JudikaturJustiz6Bs227/06t

6Bs227/06t – OLG Innsbruck Entscheidung

Entscheidung
16. Mai 2006

Kopf

Beschluss

Das Oberlandesgericht Innsbruck hat durch seinen 6. Senat in der Strafsache gegen Arben A ***** wegen § 28 SMG über die Beschwerde der Pflichtverteidigerin Dr.
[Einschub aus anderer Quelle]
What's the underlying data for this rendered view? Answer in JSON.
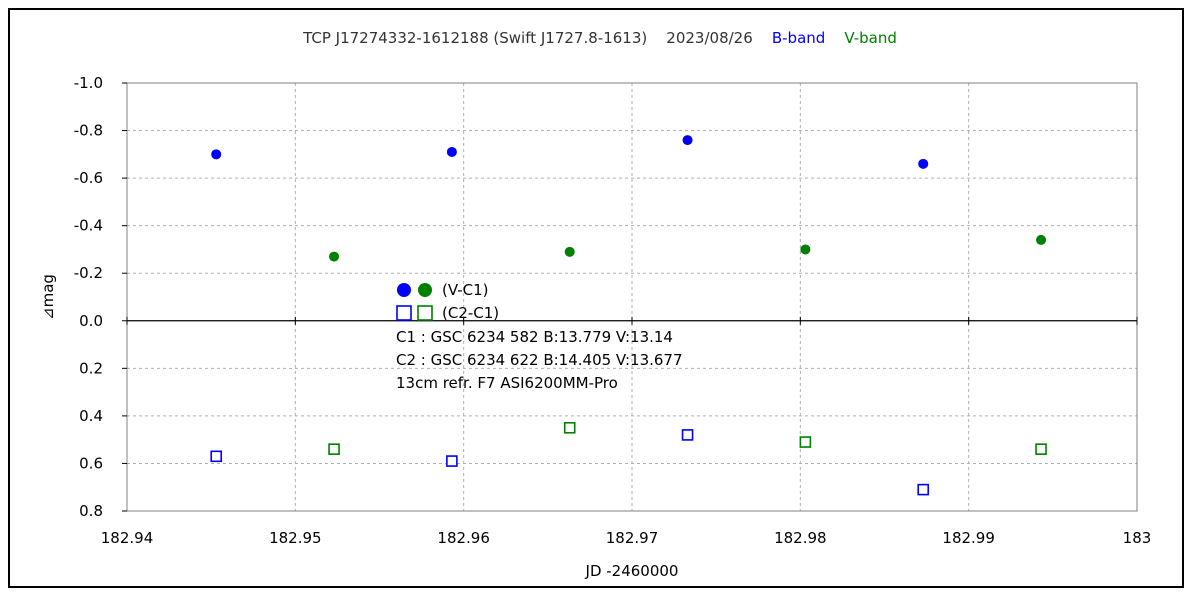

Theresia A*****, gegen den Beschluss des Landesgerichtes Innsbruck vom 13.4.2006, GZl. 34 Ur 382/05a, nach Anhören der Oberstaatsanwaltschaft beschlossen:

Spruch

Der Beschwerde, deren Kosten die Rechtsmittelwerberin selbst zu tragen hat, wird k e i n e Folge gegeben.

Text

Begründung:

Am 2.4.2006 verhängte der Untersuchungsrichter über Arben A***** wegen Verdachtes nach § 28 Abs 2 und 3 erster Fall SMG die Untersuchungshaft aus den Gründen des § 180 Abs 2 Z 1, 2 und 3 lit. a und b StPO. Am 3.4.2006 setzte der Untersuchungsrichter den Termin für die Haftprüfungsverhandlung auf 13.4.2006, 10.15 Uhr, fest und verfügte die entsprechenden Ladungen. Die Rechtsanwaltskammer bestellte sohin gemäß § 42 Abs 2 StPO die Rechtsanwältin Dr. A***** zur Pflichtverteidigerin. Am 5.4.2006 überreichte die Staatsanwaltschaft Innsbruck die Anklage, die sogleich dem Beschuldigten kundgemacht wurde. Dieser begehrte die Zustellung der Anklage an die Verteidigerin. Am 13.4.2006 um 10.15 Uhr vor Beginn der Haftprüfungsverhandlung teilte die Verteidigerin im Beisein der Dolmetsch und des Beschuldigten mit, dass auf den Einspruch gegen die Anklageschrift verzichtet wird. Somit trat die Änderung der Wirksamkeit des Haftbeschlusses aus dem Grunde des § 181 Abs 3 StPO ein und fand daher die Haftprüfungsverhandlung nicht statt. Die Untersuchungsrichterin bestimmte mit dem angefochtenen Beschluss die Entlohnung der Pflichtverteidigerin mit EUR 120,-- (hievon EUR 20,-- USt) und begründete diese Entscheidung damit, dass die Verteidigerin der Bestellung nachgekommen ist, jedoch keine Haftverhandlung stattgefunden hat, da noch vor Beginn derselben auf den Einspruch gegen die Anklageschrift verzichtet worden ist.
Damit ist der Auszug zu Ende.